= Pesticide adjuvant =

Pesticide enhancer

Pesticide adjuvants are chemicals applied alongside pesticides to enhance the effectiveness of the active ingredient. They are used together with the pesticide itself (i.e. the active ingredient) to produce the mixture (pesticide formulation) which is then applied. The adjuvants do not control or kill pests, but they improve such properties as spreading, penetration, droplet size or other characteristics. Over twenty different types of adjuvants are on the market, including surfactants, oils, compatibility agents, buffering and conditioning agents, defoaming agents, deposition agents, drift control agents, and thickeners.

Adjuvants may be part of an already formulated pesticide as purchased (in-can adjuvants), or may be added separately when the spray solution is being prepared (tank mix adjuvant). Nearly all pesticides are sold by the manufacturers already formulated, and this formulation is effective, but not for all applications. Those applications may then profit from an in-tank adjuvant.

Annual worldwide adjuvant sales are estimated to be worth more than $1.5 billion, most of which is used by manufacturers in-can.

The use-rate on the pesticide label is mandatory by law. If an adjuvant improves the effectiveness of a pesticide, so that the farmer feels confident in spraying a lower amount, this is only legally allowed if the information on the pesticide label allows it.

== Regulation ==

In the United States, adjuvants are essentially unregulated except in a few isolated cases. The states of Washington and California require that adjuvants be registered before they can be sold. Other states may or may not regulate adjuvants at some level. There is no federal regulation of tank mix adjuvants.

However, the industry itself has several efforts underway in order to self regulate the products. The ASTM International (ASTM) E35.22 committee is the committee that defines agricultural tank mix claims for the industry. The standard E1519 defines the various claims that an adjuvant may make and reference the methods by which the claim may be proven. The methods are tests, which when applied to a given sample, prove that the material meets the claimed standard.

Supporting the activities of ASTM is the Council of Producers & Distributors of Agrotechnology (CPDA), an organization of inert (or other) ingredient and adjuvant manufacturers. CPDA offers participating companies the ability to self-certify their spray adjuvant products in the US by creating certain minimum standards that must be met in order to receive the CPDA stamp of certification.

In Canada, adjuvants are regulated by the Pest Management Regulatory Agency (PMRA) section of Health Canada. Each adjuvant must be tested and be proven to be safe and effective with every active ingredient with which it will be used. This much more stringent requirement prevents both the widespread use and questionable content present in the United States.
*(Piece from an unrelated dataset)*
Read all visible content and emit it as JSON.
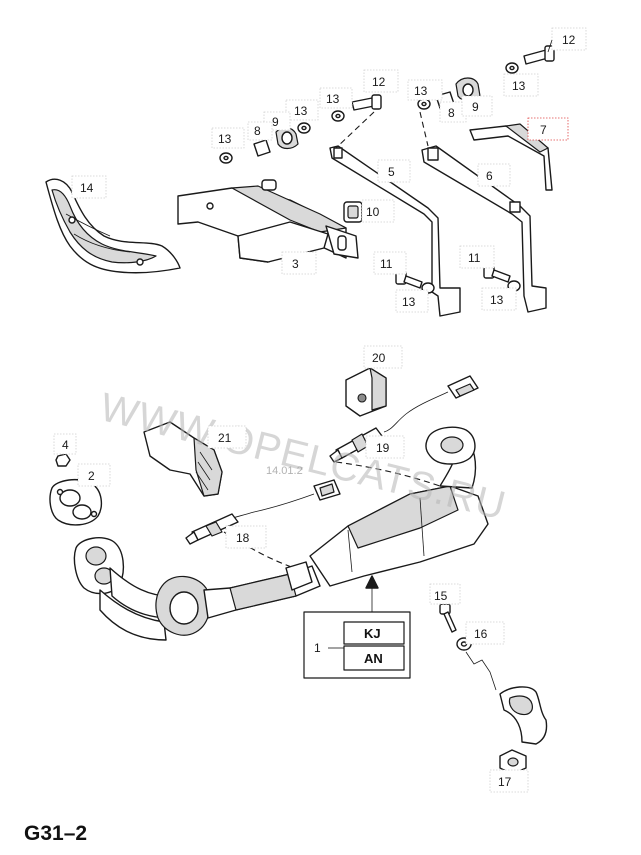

In the UK, the Chemical Regulations Directorate (CRD), part of the Health and Safety Executive, oversees the use of adjuvants. CRD defines an adjuvant as a substance other than water which is not in itself a pesticide but which enhances or is intended to enhance the effectiveness of the pesticide with which it is used. Adjuvants for use with agricultural pesticides have been categorised as extenders, wetting agents, sticking agents and fogging agents.